There are numerous other things one can mention. The telephone is "dead" for days on end. Nor is the fault removed within "two to four hours" of making a complaint as the telephone directory specifies. You have to make frequent calls to remind that your telephone is out of order. Most of the times you nave to actually go and meet the officials concerned. Even then, what you get are only assurances. Your problem remains much the same.

This reminds me of another problem — that of the false ring. The bell keeps on ringing but no one picks up the phone on the other side. Sometimes your friends complain the bell had been ringing the whole afternoon but no one had picked up the phone when you had actually been at home the whole day and ihe telephone did not ring even once. But, of course, there is no end to the wrong numbers, you receive. Besides having to answer the wrong numbers that you get by dozen a day, you have to pay for all the wrong numbers you get while trying desperately to reach someone you want to convey an urgent message.

The best part is the multi-connection phenomenon which makes you feel you are in the" midst of a teleconference rather than a private conversation. As you are intimately talking to your friend, a loved one or a business associate, there is a sudden interruption from a third party (unknown to you?) to cut down your conversation and disconnect immediately because their phone line has got all mixed up with yours. If you listen carefully, you will hear not one but many people talking in the background. After the horrifying experience of your intimate private conversation having become fully public, you wonder what is this talk about bugging the telephones!

There is another unearthly phenomenon that deserves mention here. Your telephone rings and you run to pick up the receiver. You are expectant and even a bit excited guessing who the caller could be and what he or she would say. However, all your hopes are rudely dashed to the ground as the telephone gets disconnected the instant you pick it up. Long after the call you are left hanging in suspense who the caller was and what he wanted to convey.

In all this confusion the only thing that the telephone department does efficiently is to send the bill on time. I can bet that all the subscribers are mortally scared to touch the bill as no one knows how much he would have been asked to pay (sometimes even in thousands for a handful of calls during the month). There is no correlation whatsoever between how much you are asked to pay and the number and the type of calls you have made during the period in question. In this you are totally at the mercy of the telephone department. Nor can you get the error rectified (unless you are a Minister, that is!). After a couple of times you have tried to take up the issue of overcharging with the authorities concerned you are fully convinced you have no say in the matter. The first thing that you are asked to do after you lodge a complaint is to pay the bill. Otherwise you are threatened with the disconnection of your telephone line.
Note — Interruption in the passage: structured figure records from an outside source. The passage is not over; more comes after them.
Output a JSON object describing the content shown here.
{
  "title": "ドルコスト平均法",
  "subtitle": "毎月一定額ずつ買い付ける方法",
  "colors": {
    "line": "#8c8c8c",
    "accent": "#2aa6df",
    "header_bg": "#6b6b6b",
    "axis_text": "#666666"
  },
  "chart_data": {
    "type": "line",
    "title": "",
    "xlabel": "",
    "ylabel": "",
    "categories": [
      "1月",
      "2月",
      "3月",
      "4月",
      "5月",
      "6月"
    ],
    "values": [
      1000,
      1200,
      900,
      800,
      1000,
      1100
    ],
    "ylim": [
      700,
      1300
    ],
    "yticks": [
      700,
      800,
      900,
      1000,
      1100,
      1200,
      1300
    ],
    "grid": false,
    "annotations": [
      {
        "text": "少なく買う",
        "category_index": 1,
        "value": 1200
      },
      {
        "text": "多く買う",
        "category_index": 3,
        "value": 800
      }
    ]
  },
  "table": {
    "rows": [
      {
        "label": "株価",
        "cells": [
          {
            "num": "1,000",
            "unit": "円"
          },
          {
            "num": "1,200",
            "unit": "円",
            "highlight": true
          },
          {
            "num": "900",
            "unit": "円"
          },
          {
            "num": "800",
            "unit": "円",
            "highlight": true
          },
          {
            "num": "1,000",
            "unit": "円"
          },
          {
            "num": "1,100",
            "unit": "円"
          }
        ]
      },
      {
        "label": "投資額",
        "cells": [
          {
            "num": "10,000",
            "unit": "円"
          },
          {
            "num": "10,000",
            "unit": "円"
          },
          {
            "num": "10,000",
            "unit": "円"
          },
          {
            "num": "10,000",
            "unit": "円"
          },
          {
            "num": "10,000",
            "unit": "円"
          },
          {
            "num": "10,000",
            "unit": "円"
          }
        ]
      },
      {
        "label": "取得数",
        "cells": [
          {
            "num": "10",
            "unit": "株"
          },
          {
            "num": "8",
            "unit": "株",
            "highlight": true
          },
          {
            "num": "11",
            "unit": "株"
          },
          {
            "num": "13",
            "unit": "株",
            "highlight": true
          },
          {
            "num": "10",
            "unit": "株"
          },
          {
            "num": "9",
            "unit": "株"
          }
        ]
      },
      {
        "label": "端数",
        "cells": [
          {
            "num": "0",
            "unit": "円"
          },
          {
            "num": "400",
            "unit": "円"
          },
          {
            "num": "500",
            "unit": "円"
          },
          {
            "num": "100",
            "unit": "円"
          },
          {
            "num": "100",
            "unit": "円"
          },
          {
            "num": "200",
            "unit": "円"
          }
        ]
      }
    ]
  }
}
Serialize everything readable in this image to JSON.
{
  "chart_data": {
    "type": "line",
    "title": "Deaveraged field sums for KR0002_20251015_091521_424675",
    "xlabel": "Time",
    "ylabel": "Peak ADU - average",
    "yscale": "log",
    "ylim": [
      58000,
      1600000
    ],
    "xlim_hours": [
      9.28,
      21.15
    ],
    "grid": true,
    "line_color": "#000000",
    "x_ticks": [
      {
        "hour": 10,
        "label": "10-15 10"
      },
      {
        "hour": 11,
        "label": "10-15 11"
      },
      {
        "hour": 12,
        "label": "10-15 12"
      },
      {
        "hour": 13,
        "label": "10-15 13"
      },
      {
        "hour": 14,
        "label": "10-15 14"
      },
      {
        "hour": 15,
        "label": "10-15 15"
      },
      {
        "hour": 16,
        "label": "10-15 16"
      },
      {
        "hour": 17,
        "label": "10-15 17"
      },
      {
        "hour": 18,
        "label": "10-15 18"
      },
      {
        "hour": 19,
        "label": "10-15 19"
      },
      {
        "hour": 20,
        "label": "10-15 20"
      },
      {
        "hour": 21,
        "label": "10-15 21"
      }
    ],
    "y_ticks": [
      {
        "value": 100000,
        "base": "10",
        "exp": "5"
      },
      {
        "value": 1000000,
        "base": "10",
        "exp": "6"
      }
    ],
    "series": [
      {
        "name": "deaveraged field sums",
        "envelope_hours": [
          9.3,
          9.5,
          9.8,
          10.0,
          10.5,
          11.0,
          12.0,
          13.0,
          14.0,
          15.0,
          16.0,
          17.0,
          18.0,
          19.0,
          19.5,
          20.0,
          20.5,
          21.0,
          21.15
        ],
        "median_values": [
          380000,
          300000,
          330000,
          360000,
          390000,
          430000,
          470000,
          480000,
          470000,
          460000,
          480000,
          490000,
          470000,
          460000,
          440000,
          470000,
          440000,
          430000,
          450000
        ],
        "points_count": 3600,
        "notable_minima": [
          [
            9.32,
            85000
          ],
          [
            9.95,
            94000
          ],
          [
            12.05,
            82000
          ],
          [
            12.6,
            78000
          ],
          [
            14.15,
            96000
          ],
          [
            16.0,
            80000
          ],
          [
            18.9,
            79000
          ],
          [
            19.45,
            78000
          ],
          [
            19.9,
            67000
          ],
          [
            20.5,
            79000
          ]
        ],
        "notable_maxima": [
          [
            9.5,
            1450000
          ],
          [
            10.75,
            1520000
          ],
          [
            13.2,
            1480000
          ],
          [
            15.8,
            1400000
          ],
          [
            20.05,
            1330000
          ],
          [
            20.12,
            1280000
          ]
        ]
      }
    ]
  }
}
Later, if you persist, you will be given a meter reading supposedly of your telephone and the description of trunk calls made, if any.

If you value your time and money (and more importantly your mental peace), after a few such encounters you will immediately ask for the withdrawal of the STD facility which the department so generously offers. However, there is nothing else to do but to pay the bill after having tried everything else. A friendly neighbour recently got a bill where for all the three-minute trunk calls he had been charged at the rate of six minutes call. Having had the experience of his previous complaints, he paid the bill meekly though painfully. What is the use of complaining when you are certain to be branded a liar because an employee of the telephone department will throw the slips at your face where all the trunk calls would be recorded for six minutes. So much for complaints when the culprit becomes the judge!